Other efforts include creating austere airstrips for F-35Bs on landmasses inside China’s area denial bubble. These hastily cleared airports would allow heavy-lift helicopters to deliver fuel and ordnance for F-35Bs to land, resupply, and take off once again. However, these hasty airstrips, like a stationary aircraft carrier, would have a short shelf-life inside the range of China’s ballistic missile arsenal.
Support from the Air Force and the Army
While the U.S. Navy and Marine Corps have both been working tirelessly to find ways to extend the reach of America’s carrier strike groups, it may be the Air Force that would need to lead the way in a conflict with China. Northrop Grumman’s forthcoming B-21 Raider is expected to be the stealthiest bomber ever to take to the skies and will offer global strike capabilities similar to that of its predecessor, the B-2 Spirit.

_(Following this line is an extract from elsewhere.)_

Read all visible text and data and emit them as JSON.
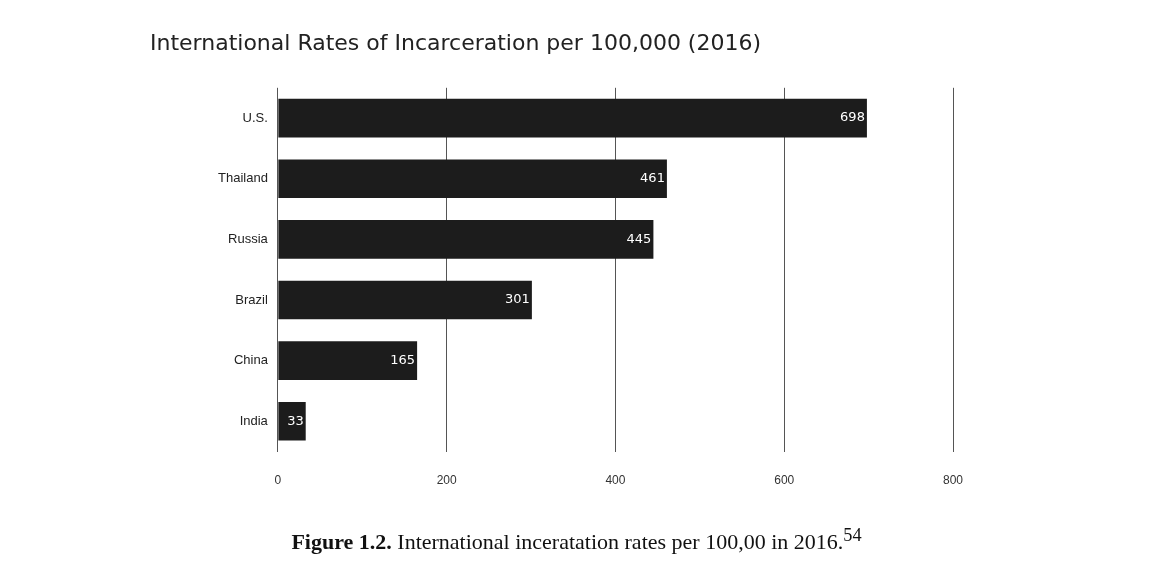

The B-21, then, may come to the Navy’s rescue by flying long-distance bombing missions over Chinese shorelines, engaging DF-21D, and other hypersonic anti-ship platforms to clear the way for America’s carriers to sail close enough to begin launching sorties of their own. However, because the DF-21D is road-mobile, it’s likely that it will be difficult to be sure where these platforms are. That’s where the Army may be able to help.
Army Secretary Ryan McCarthy recently let the cat out of the bag about a new program under his purview called “Vintage Racer,” which is a previously undisclosed hypersonic weapon that, unlike the hypersonic missiles employed by China and Russia, aims to solve problems through data collection and lots of brainpower, rather than brute force alone.
Vintage Racer closes with targets at hypersonic speeds, making it just as difficult to defend against as China’s own hypersonic missiles, but once it reaches a target area, the platform deploys a loitering system that uses its own sensors to find hidden or moving targets in the area. Once that system spots a mobile missile platform, it can then engage and destroy it.
Does this even matter if we don’t go to war with China?
While the capabilities the U.S. is developing with an eye toward China will certainly benefit combat operations in any theater, there’s another important aspect of defense technology development that warrants consideration: diplomatic leverage.
Like Theodore Roosevelt’s “talk softly and carry a big stick” approach to diplomacy, a military capability is often as much about the threat of use as it is about actual use. When engaged in diplomatic talks, the understanding that warfare is foreign policy by other means is ever-present. When it comes to aggressive states like China, who are moving to enforce illegal claims over the hotly contested South China Sea, knowing we can’t stop them plays an important role in how they approach the subject in international dialogue.
Likewise, if China is aware that the U.S. possesses the capability to do away with their anti-ship arsenal and began launching combat sorties in their airspace, it forces them to engage with the dialogue directly. A great deal of foreign policy really comes down to posturing and veiled threats, but threats are only effective when they’re backed by real capability.
From a strategic military standpoint, the most effective way to deter a 21st-century war with China is to ensure America would win such a conflict. In order to get to that point, the capability gap created by China’s area denial bubble needs to be closed, and right now — that all boils down to fuel range.